Severe acute respiratory syndrome coronavirus 2 (SARS-CoV-2) is the causative agent of coronavirus disease 19 (COVID-19). Spike protein is the primary antigenic target for COVID vaccines and interfering with the interface between RBD (Receptor Binding Domain) of spike and ACE2 is the mechanism of action for the majority of existing therapeutic antibodies, indicating the importance of RBD and its binding to the cellular receptor for controlling SARS-CoV-2. It is unclear whether there are any intrinsic cellular proteins that inhibit viral entry of SARS-CoV-2. Our new preliminary data reveal that cellular entry of SARS-CoV-2 is inhibited by a novel inhibitory cellular protein, Leucin-rich repeat containing 15 (LRRC15). We generated a focused CRISPR activation (CRISPRa) library, named surfaceome, that covers all ~6000 known/predicted surface proteins on the cellular plasma membrane. The surfaceome CRISPRa screening was performed by staining cells with a recombinant spike protein to identify SARS-CoV-2 binding factors. Strikingly, LRRC15 inhibits spike-mediated viral entry not only in the same cells, but also in neighboring cells in trans. Expression of LRRC15 in ACE2+ cells blocked spike-mediated viral entry in ACE2+LRRC15- cells, providing a unique concept of viral entry inhibition by an inhibitory factor. This result suggests a protective role of LRRC15 in a physiological context. Our central hypothesis is that human LRRC15 acts as an inhibitory entry factor for SARS-CoV-2, acting in trans as a decoy receptor expressed in non-susceptible pathological fibroblasts in the lung. This proposal will explore the mechanism by which LRRC15 inhibits entry of SARS-CoV-2 in trans through three subaims of Aim 1. We will leverage the screening platform to identify cellular receptors for secreted virulence proteins of SARS-CoV-2, Orf3a, Orf7a, and Orf8. Importantly, the same screening platform is validated to be a efficient platform for secreted virulent proteins. In a separate screening for norovirus secreted virulence protein (NS1), the surfaceome screening successfully identified Syndecan-4 as a putative cellular receptor for norovirus NS1 (Li et al., In preparation). In the Aim 2, we will perform a surfaceome screening for Orf3a, Orf7a, and Orf8 and will discover putative cellular receptors for the secreted virulence proteins.

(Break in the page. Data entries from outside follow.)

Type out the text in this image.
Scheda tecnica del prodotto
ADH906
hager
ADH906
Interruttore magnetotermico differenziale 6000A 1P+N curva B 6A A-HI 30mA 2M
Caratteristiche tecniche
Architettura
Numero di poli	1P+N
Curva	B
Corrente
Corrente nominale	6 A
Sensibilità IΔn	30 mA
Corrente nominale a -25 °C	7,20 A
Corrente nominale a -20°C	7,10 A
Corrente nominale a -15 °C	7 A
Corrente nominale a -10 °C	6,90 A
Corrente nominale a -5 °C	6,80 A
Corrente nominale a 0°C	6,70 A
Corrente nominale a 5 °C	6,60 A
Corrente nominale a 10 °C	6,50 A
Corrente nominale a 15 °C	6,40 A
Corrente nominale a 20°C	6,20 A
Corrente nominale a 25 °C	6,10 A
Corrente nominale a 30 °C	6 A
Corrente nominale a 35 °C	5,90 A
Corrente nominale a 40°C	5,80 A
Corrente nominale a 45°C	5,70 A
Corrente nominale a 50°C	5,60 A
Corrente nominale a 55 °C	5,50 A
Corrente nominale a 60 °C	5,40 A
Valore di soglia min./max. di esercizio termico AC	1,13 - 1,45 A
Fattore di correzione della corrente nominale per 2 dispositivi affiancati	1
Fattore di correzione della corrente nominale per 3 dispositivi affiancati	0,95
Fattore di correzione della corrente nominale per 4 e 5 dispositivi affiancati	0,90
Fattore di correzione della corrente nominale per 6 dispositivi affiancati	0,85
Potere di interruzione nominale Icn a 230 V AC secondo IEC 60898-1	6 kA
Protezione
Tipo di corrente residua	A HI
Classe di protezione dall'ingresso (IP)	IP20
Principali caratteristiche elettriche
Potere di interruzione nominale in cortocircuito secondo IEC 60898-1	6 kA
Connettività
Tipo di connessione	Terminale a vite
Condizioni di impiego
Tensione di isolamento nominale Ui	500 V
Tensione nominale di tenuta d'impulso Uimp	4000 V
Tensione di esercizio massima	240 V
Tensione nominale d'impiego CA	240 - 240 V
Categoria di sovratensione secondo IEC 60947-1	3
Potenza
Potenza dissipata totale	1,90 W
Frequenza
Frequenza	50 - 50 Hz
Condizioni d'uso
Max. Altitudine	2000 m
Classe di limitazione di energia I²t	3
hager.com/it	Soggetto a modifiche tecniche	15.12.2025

严重急性呼吸综合征冠状病毒2型（SARS-CoV-2）是冠状病毒的病原体 疾病19（COVID-19）。刺突蛋白是COVID疫苗的主要抗原靶点， 刺突的受体结合域（Receptor Binding Domain，RBD）与ACE 2之间的界面是其作用机制。 RBD对大多数现有治疗性抗体的作用，表明RBD及其结合的重要性。 控制SARS-CoV-2的细胞受体。目前尚不清楚是否有任何内在的细胞 抑制SARS-CoV-2病毒进入的蛋白质。 我们新的初步数据显示，SARS-CoV-2的细胞进入受到一种新的抑制性细胞因子的抑制。 富含亮氨酸的重复序列15（LRRC 15）。我们产生了一个集中的CRISPR激活 （CRISPRa）库，命名为表面组，涵盖了所有约6000个已知/预测的表面蛋白， 细胞质膜表面组CRISPRa筛选通过用荧光素酶染色细胞来进行。 重组刺突蛋白鉴定SARS-CoV-2结合因子。引人注目的是，LRRC 15抑制 刺突介导的病毒进入不仅在相同的细胞中，而且在相邻细胞中反式表达。 ACE 2+细胞中的LRRC 15阻断了ACE 2 + LRRC 15-细胞中刺突介导的病毒进入，提供了一种独特的 通过抑制因子抑制病毒进入的概念。这一结果表明LRRC 15在细胞凋亡中的保护作用。 生理背景。我们的中心假设是，人LRRC 15作为一种抑制进入因子， SARS-CoV-2，作为诱饵受体在非易感的病理成纤维细胞中表达， 肺该提案将探索LRRC 15抑制SARS-CoV-2进入的机制， 通过目标1的三个子目标来实现。 我们将利用筛选平台来鉴定分泌的毒力蛋白的细胞受体， SARS-CoV-2、Orf3a、Orf7a和Orf8。重要的是，相同的筛选平台被验证为 分泌毒性蛋白的有效平台。在一个单独的筛选诺如病毒分泌毒力 蛋白（NS 1），表面组筛选成功地确定Syndecan-4作为假定的细胞受体 对于诺如病毒NS 1（Li等人，正在编写中）。在目标2中，我们将进行表面组筛选， Orf 3a、Orf 7a和Orf 8，并将发现分泌的毒力蛋白的推定细胞受体。